The cyclical nature of the market is backed by history: After the devastating downturn of the Great Depression, for example, the U.S. then saw extended bull markets — in which stock prices were on the rise — in the 1940s and 1950s. From the summer of 1949 to the summer of 1956, the S&P 500 saw a 267 percent return, according to data from LPL Financial.
A similar cycle occurred after the financial crisis in 2008. The U.S. markets eventually recovered from the recession and entered the longest running bull market in modern financial history, beating the bull market after World War II. In the 10 years following the collapse of Lehman Brothers, the S&P 500 increased by 130 percent.
Without realizing how these cycles repeat, many investors find themselves buying stocks at their most expensive on market confidence and selling stocks at their lowest prices out of fear the market will fall farther. But that doesn't work, according to Dalio. Instead, investors should develop an awareness for the cycles, and avoid following a herd mentality.

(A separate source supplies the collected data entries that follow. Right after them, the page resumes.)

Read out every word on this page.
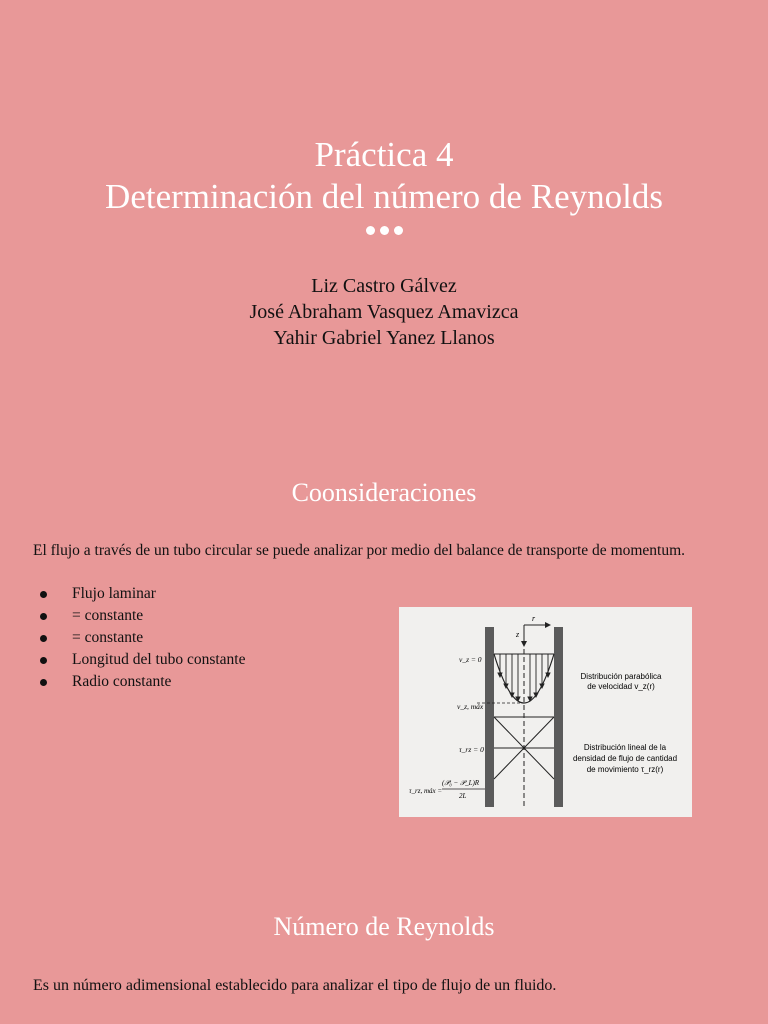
Práctica 4
Determinación del número de Reynolds
Liz Castro Gálvez
José Abraham Vasquez Amavizca
Yahir Gabriel Yanez Llanos
Coonsideraciones
El flujo a través de un tubo circular se puede analizar por medio del balance de transporte de momentum.
Flujo laminar
= constante
= constante
Longitud del tubo constante
Radio constante
r
z
v_z = 0
v_z, máx
τ_rz = 0
τ_rz, máx =
(𝒫₀ − 𝒫_L)R
2L
Distribución parabólica
de velocidad v_z(r)
Distribución lineal de la
densidad de flujo de cantidad
de movimiento τ_rz(r)
Número de Reynolds
Es un número adimensional establecido para analizar el tipo de flujo de un fluido.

"[Investors] have to know what a bubble looks like, and know how bubbles lead to busts," Dalio says. His advice is to "do the opposite of most people, which is to sell in bubbles and buy in busts."
In his new book, "A Template for Understanding Big Debt Crises," available for free as a PDF, Dalio analyzes 48 of the globes debt crisis over the last 100 years to create a template for how bubbles are created and when they burst.
Dalio is worth an estimated $18 billion according to Forbes, and founded the hedge fund Bridgewater Associates in his two-bedroom apartment in New York in 1975. From its founding through 2017, Bridgewater returned the biggest cumulative net profit for a hedge fund ever, according to data from LCH Investments.
For Dalio, the first step to becoming a great investor is simple: "You have to understand the cycle and you have to go counter-cyclical."